Many streams in the mid-Atlantic region are characterized by deep incision, steep eroding banks, and high amounts of suspended sediment, according to Walter and Merritts (2008). The primary reason for these characteristics, according to the authors, is specific urbanization and agricultural practices, including widespread mill dam construction and use throughout the Eastern US in the 18th and 19th centuries. Their study found a connection between mill dams and the aforementioned stream characteristics of southeastern Pennsylvania. However, the root causes of these characteristics in the North Carolina Piedmont region are not as clear. Specifically, stream incision in the Piedmont has multiple potential causes.
Stream incision describes the process of erosion of the stream bed in a narrow area where the bed drops and is therefore disconnected from the floodplain in elevation. Stream incision is a result of development in the stream’s watershed — as sediment is moved and land is cleared by humans, the sediment can be pushed into waterways. When streams become deeply incised, as they are in the Piedmont, it can cause major changes in the stream’s morphology. (Shields et al. 2009) Incision of a narrow area results in widening of the stream channel, which erodes the adjacent riverbanks in order to stabilize.
In order to power the mills prior to the invention of the steam engine, it was necessary to construct dams to create mill ponds that would turn the water wheel. When dams are constructed, sediment builds up above them over time and is easily incised when the dam is breached (Walter & Merritts, 2008). Due to anthropogenic factors like massive land clearing efforts by local farmers, there was a lot of sediment erosion, which eventually found its way into the waterways along which the mills were constructed. Because of this, sediment buildup behind dams was extremely common and, according to this paper, explains the prevalence of incised streams in Pennsylvania.
Others believe that the explanation for stream incision is different. Evidence of downcutting through legacy sediment in South Carolina could provide a potential explanation for North Carolina’s patterns of incision; legacy sediment would have been disturbed during shifts in land use, which was common in the region as agricultural methods were changing and urbanization was beginning. Another potential explanation for the Piedmont region could be increases in impervious surface area as a result of urbanization that would disrupt previous patterns of water and sediment deposition, although this doesn’t explain the patterns of stream incision that are also present in rural stream systems far from urban areas.
The findings of Johnson et al. (Year?) suggest that dam construction does not necessarily correlate with stream incision. Some of the sites explored in that study had evidence of stream incision occurring BEFORE the construction of dams. Furthermore, the dams constructed in the Piedmont region were not always for the purpose of powering a mill, and could have been created for irrigation or pond creation. This study concludes that stream incision is not the result of one factor, but rather many different processes and factors in the Piedmont. While this research found some evidence of stream incision that may have occurred as a result of the presence of a dam, it was more common to encounter dams that had been constructed after stream incision had already occurred, undermining the generalizability of the Walter and Merritts (2008) study to the broader Atlantic region. Instead, the findings of this study reflect the hypothesis that stream incision may have to do more with the deposition of legacy sediment in the Piedmont region from Euroamerican agriculture. Deforestation across the region to clear land for farming would have made land more susceptible to erosion and could have been a major contributor in the patterns of stream incision visible in Piedmont waterways.
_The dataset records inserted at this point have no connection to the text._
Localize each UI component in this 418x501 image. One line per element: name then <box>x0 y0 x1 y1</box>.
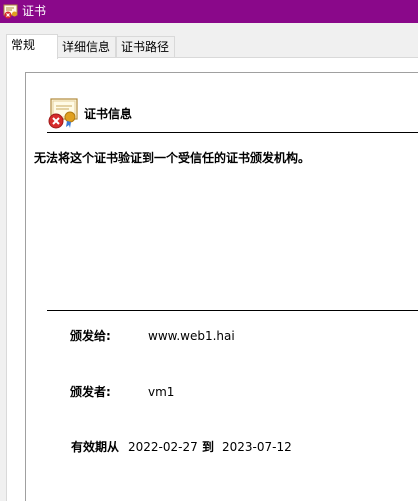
heading-divider <box>47 132 418 133</box>
issued-to-label: 颁发给: <box>70 329 111 343</box>
tab-details[interactable]: 详细信息 <box>57 36 116 58</box>
issued-by-value: vm1 <box>148 385 175 399</box>
validity-to-label: 到 <box>202 440 215 454</box>
certificate-info-box: 证书信息 无法将这个证书验证到一个受信任的证书颁发机构。 颁发给: www.we… <box>25 72 418 501</box>
untrusted-warning-text: 无法将这个证书验证到一个受信任的证书颁发机构。 <box>34 151 311 165</box>
general-tab-panel: 证书信息 无法将这个证书验证到一个受信任的证书颁发机构。 颁发给: www.we… <box>6 57 418 501</box>
certificate-error-icon <box>47 97 79 129</box>
window-title: 证书 <box>22 4 47 18</box>
valid-from-value: 2022-02-27 <box>128 440 198 454</box>
issued-by-label: 颁发者: <box>70 385 111 399</box>
fields-divider <box>47 310 418 311</box>
tab-strip: 常规 详细信息 证书路径 <box>0 23 418 59</box>
tab-general[interactable]: 常规 <box>6 34 58 59</box>
valid-to-value: 2023-07-12 <box>222 440 292 454</box>
tab-cert-path[interactable]: 证书路径 <box>116 36 175 58</box>
certificate-info-heading: 证书信息 <box>84 107 133 121</box>
window-titlebar: 证书 <box>0 0 418 23</box>
certificate-icon <box>3 3 19 19</box>
validity-label: 有效期从 <box>71 440 120 454</box>
issued-to-value: www.web1.hai <box>148 329 235 343</box>
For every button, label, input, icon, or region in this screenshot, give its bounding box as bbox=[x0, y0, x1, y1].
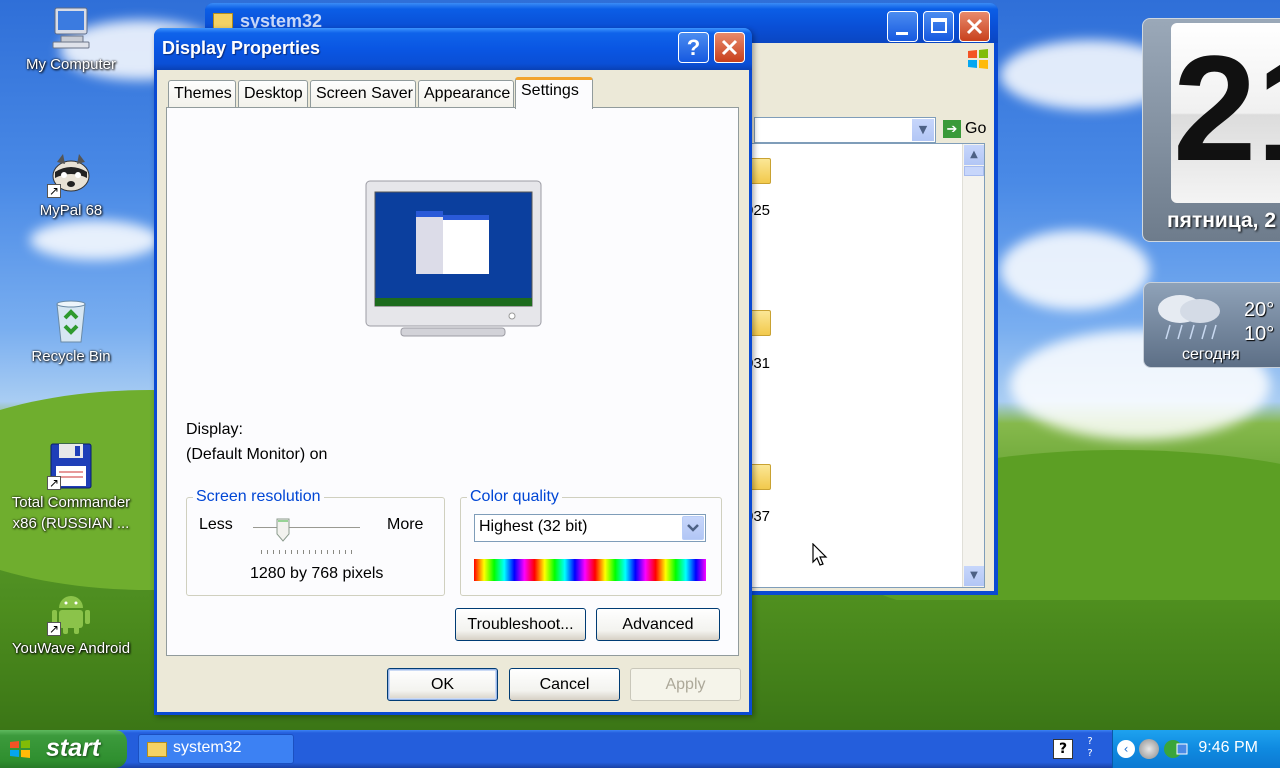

Overall, what causes stream incision is still relatively unclear, although it is more likely that it is a combination of multiple factors and environmental processes than just one specific cause.
Works Cited
Shields, F. Douglas, Richard E. Lizotte, Scott S. Knight, Charles M. Cooper, and Darlene Wilcox. 2009. “The Stream Channel Incision Syndrome and Water Quality.” Ecological Engineering, September.
Southerland, W. Barry. n.d. “Selected Key Terms – Stream Geomorphology.” New Mexico State University. https://jornada.nmsu.edu/files/geomorph_terms.pdf.
“Understanding Stream Restoration | Northern Virginia Soil and Water Conservation District.” n.d. Accessed December 8, 2020. https://www.fairfaxcounty.gov/soil-water-conservation/enjoy-restore-streams.
Walter, Robert C., and Dorothy J. Merritts. 2008. “Natural Streams and the Legacy of Water-Powered MIlls.” Science: American Association for the Advancement of Science Vol. 319 (January).
Wegmann, Karl, Robert Lewis, and Michael Hunt. n.d. “Historic Mill Ponds and Piedmont Stream Water Quality: Making the Connection near Raleigh, North Carolina.” In From the Blue Ridge to the Coastal Plain: Field Excursions in the Southeastern United States: Geological Society of America Field Guide 29, 93–121.